It is difficult, now, to separate the most famous Roman of them all from the most famous author of them all. For twenty generations, the Julius Caesar defined by Shakespeare has overwhelmed all other images of Caesar, so that it it is difficult to imagine the living man himself. Yet Shakespeare's Caesar, taken solely as biography, is deeply flawed. Caesar is portrayed as overtopping all his contemporaries, yet is also humorless, pompous, even self-importantly fearful; all attributes which friends and enemies in his own time would have found perplexingly off-base. There is no hint of the personal charm, wit and magnetism for which he was notorious; of the cold-eyed conqueror who could tell a defiant subordinate that it was easier to kill him than to have to say so; of the teenage rebel refusing to do the bidding of the killer-dictator, Sulla; of the intellectual second only to Cicero as a speaker and writer.
The man himself was infinitely more complex and interesting than Shakespeare's version. Perhaps that is why, both because and in spite of Shakespeare, he is simply the best-recognized Roman in history.

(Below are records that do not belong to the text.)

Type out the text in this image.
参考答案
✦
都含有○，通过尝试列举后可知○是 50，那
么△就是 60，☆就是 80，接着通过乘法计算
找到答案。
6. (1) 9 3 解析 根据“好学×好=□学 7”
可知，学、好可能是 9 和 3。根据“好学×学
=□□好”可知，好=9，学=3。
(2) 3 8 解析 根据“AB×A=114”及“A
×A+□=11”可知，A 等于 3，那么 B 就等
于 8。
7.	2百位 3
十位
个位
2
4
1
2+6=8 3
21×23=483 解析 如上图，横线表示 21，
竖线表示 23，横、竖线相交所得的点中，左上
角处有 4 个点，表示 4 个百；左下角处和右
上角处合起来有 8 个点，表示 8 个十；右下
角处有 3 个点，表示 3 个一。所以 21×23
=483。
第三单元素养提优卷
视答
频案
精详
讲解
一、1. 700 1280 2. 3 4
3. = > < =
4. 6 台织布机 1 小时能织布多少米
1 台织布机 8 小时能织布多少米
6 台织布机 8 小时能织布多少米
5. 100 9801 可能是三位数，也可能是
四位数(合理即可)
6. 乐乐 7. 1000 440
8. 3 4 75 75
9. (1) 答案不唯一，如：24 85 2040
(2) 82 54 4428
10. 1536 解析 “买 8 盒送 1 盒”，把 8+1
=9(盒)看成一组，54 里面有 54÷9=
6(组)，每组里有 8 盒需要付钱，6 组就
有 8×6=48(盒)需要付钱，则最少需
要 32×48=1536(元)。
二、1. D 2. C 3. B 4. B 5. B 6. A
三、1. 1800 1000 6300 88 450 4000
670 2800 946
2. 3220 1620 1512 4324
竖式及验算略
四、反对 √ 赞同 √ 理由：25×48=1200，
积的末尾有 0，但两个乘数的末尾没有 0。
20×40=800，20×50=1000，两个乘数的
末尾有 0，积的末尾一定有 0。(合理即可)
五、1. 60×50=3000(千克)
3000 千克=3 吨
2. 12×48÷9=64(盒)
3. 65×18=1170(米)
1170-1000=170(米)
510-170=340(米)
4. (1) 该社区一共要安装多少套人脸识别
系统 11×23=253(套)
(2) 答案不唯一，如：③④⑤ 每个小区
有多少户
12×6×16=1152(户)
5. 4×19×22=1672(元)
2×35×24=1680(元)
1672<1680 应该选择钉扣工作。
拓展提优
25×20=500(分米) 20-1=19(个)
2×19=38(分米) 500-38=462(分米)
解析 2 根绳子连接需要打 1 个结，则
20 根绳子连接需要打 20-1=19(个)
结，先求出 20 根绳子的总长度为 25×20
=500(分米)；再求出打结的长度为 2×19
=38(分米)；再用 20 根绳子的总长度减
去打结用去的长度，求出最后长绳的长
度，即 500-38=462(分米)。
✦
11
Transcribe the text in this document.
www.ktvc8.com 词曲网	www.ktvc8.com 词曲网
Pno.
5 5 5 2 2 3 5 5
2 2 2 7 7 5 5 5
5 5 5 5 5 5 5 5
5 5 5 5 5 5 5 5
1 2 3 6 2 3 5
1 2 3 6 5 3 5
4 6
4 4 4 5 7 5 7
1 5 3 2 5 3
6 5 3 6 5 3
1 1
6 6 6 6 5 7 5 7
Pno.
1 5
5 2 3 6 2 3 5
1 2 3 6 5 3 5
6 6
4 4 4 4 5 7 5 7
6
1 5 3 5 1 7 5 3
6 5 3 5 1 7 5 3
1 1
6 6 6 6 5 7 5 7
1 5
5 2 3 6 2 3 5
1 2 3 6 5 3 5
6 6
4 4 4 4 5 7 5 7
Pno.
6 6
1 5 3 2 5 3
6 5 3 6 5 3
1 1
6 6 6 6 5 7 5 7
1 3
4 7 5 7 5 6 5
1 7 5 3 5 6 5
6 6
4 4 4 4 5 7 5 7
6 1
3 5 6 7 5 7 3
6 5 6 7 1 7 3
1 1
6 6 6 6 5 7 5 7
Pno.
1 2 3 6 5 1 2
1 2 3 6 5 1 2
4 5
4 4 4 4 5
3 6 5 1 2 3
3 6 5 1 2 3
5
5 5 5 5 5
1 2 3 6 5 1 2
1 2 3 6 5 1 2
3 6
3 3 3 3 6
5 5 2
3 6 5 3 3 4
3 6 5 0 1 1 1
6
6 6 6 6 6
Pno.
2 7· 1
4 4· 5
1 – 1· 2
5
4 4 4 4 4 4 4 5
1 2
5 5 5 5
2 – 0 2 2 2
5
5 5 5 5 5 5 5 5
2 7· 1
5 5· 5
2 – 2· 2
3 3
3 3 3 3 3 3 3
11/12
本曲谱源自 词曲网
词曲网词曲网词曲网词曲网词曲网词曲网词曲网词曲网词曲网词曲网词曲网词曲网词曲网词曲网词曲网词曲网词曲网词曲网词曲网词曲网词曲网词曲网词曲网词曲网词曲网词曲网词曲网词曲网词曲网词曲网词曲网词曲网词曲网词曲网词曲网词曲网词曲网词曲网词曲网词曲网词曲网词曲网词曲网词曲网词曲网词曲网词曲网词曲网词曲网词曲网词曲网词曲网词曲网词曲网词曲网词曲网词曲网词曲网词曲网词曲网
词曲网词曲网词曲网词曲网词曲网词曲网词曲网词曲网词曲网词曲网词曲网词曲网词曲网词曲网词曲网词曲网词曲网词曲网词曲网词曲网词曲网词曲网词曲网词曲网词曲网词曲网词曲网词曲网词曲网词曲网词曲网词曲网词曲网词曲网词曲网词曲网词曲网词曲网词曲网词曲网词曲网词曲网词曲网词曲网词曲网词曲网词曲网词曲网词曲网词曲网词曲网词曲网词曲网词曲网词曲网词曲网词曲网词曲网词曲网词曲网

When Caesar died in 44 BC, a great comet soon troubled the skies over Rome. No more superstitious people ever lived: even those who had bitterly opposed him and murdered him outside Pompey's Theater were awed by the implications when the heavens themselves "blazed forth the death of princes." Soon thereafter, for the first time in Roman history, a living man was deified; in the process, the man himself was lost to history.